In its latest research report, Citi highlighted that Indian equities offer a ‘meaningful upside’ amid ‘less demanding’ valuations. The report outlines three key factors driving its positive outlook on India. Firstly, the recent tax cuts announced in the Union Budget for FY26 are expected to boost consumer spending and improve demand. Secondly, the recovery in public capital expenditure is evident, with data showing strong government spending on infrastructure and growth initiatives. Lastly, the brokerage anticipates further easing in monetary policy, with the Reserve Bank of India (RBI) having already cut rates by 25 basis points and another 50 basis points of rate cuts expected in the coming months.

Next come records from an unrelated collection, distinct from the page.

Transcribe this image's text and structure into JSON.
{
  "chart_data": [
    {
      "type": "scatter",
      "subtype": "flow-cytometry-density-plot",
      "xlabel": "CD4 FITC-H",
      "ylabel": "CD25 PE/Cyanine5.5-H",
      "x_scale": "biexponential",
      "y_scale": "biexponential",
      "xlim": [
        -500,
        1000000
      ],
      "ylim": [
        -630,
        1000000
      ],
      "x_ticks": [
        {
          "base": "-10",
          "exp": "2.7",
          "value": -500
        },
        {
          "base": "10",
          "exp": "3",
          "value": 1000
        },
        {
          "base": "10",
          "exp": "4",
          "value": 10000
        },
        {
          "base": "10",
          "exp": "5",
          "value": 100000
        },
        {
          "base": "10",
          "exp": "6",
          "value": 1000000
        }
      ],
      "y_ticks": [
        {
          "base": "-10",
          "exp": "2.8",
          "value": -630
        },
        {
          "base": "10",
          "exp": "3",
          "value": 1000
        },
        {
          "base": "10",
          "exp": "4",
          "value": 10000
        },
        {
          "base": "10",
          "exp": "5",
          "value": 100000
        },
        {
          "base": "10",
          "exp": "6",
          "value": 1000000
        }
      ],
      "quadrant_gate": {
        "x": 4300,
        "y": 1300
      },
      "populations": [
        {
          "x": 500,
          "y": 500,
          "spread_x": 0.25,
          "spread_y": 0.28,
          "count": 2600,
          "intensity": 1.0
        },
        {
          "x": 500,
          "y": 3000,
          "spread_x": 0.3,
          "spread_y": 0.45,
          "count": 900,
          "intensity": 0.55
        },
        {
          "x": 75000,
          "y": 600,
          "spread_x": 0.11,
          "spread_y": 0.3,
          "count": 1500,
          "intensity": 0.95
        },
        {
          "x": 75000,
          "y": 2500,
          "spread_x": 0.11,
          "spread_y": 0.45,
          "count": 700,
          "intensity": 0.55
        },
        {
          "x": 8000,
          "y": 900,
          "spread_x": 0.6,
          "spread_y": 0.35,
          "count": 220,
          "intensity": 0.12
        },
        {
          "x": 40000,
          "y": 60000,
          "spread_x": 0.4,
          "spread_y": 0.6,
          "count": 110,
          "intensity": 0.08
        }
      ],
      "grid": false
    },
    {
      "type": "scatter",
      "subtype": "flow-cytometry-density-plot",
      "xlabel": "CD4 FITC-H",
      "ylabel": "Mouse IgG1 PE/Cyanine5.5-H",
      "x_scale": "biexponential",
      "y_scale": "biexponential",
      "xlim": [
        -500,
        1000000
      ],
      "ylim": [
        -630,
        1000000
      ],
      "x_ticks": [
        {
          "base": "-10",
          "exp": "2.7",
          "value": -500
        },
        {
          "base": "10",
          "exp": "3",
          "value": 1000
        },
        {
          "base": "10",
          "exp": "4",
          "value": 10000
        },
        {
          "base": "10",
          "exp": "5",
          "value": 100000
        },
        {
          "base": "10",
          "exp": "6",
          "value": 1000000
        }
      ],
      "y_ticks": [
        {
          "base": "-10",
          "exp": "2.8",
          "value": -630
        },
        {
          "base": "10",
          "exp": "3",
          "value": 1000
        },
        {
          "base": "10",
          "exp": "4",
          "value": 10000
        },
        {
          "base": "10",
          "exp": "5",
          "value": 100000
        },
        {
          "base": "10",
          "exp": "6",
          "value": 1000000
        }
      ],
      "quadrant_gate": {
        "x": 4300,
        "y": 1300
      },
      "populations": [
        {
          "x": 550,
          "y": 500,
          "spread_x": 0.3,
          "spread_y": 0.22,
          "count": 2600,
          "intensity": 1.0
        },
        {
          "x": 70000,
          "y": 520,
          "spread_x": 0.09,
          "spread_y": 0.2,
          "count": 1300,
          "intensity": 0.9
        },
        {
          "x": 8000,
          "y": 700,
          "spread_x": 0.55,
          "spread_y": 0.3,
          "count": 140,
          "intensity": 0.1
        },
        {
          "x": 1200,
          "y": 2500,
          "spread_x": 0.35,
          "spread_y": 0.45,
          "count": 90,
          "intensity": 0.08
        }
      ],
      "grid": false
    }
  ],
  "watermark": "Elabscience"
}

Citi views India’s largely domestic-driven economy as an advantage, making it well-positioned to withstand global uncertainties, including concerns over US tariff policies. Despite continued pressure on domestic benchmark indices, Citi remains optimistic about India’s medium-term growth prospects. Over the past five trading sessions, the Sensex has shed 1,542 points, or 2 percent, while the Nifty has declined by 406 points, or 1.76 percent.

US President Donald Trump’s recent announcement of new reciprocal tariffs has shaken global markets, raising fears of trade tensions. However, Citi noted that Indian companies have limited exposure to trade with the US and China, which reduces risks from these policy changes.